= Custodio Ximeno =

Jesuit missionary to New Spain

Custodio Ximeno was a Jesuit missionary to New Spain. He served at Mission Los Santos Ángeles de Guevavi from 1763 until the 1767 expulsion of the Jesuits from Mexico.

== Biography ==

Ximeno was born in Valdelinares on 1 May 1734. He entered the Society of Jesus on 29 September 1752, and studied theology at Zaragoza. In June 1760, he embarked from El Puerto de Santa María for the Americas.

In Mexico, Ximeno completed his studies and was ordained. Joseph Garrucho, the Jesuit Father Visitor, assigned him to Mission Los Santos Ángeles de Guevavi. In spring 1763, Ximeno traveled there in the company of his close friend, Francisco Xavier Villarroya.

During the fall and winter of 1764, Ximeno suffered from quartan fever.

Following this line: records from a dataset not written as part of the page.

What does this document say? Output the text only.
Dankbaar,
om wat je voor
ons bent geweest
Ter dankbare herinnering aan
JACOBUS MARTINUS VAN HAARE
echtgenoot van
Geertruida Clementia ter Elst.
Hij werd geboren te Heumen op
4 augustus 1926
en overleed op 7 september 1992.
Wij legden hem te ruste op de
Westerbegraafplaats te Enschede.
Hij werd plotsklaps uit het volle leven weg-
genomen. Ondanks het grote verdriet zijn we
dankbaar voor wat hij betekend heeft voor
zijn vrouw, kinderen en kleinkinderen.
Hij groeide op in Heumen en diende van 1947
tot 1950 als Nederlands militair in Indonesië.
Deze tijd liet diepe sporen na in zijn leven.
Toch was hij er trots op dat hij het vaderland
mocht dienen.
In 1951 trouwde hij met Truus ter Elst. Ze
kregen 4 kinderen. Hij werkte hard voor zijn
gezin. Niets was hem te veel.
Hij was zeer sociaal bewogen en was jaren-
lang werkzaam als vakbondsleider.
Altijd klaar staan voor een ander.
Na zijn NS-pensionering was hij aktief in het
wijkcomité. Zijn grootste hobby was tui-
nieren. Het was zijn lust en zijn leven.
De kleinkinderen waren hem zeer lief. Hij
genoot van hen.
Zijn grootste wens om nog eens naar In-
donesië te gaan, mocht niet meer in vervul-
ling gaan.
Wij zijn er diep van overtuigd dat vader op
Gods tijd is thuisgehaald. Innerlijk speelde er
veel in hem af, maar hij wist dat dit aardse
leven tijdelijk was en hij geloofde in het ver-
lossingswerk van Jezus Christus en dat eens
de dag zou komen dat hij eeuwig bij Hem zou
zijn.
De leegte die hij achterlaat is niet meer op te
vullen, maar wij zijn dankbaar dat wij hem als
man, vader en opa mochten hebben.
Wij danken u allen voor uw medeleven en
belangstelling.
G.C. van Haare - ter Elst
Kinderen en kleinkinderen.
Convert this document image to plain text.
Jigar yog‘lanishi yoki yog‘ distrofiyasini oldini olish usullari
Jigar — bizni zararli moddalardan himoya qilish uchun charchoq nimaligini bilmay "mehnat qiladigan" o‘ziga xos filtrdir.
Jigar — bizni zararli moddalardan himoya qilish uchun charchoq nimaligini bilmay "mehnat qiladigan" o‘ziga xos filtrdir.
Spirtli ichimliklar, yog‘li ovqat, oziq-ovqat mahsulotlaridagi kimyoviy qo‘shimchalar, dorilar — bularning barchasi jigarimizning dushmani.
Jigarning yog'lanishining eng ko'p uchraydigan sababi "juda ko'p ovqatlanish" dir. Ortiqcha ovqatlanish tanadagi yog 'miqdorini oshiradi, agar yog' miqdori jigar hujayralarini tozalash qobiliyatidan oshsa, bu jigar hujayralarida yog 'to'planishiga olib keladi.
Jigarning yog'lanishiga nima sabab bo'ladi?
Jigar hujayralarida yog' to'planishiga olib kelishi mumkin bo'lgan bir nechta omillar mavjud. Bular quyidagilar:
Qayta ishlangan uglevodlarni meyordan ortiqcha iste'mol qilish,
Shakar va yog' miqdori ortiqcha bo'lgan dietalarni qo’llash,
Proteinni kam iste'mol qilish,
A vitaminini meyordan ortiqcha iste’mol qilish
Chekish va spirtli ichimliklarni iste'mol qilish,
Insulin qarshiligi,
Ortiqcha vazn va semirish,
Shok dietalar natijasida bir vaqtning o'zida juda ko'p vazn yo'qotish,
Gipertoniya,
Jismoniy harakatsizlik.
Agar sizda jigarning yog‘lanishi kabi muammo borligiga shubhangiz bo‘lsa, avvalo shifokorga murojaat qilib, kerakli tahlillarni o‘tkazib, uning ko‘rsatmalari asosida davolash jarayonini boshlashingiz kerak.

In July 1767, Spanish soldiers from Presidio Santa Gertrudis del Altar arrived to carry out the orders of Charles III by expelling the Jesuits from Mexico. Along with about fifty other Jesuits, Ximeno was escorted to a church in Mátape, near Hermosillo. From there, the soldiers took them to Guaymas, across the Gulf of Mexico, through Tepic, and to Guadalajara. Many of the Jesuits died on the way, but a few, including Ximeno, survived to reach Cádiz in Spain.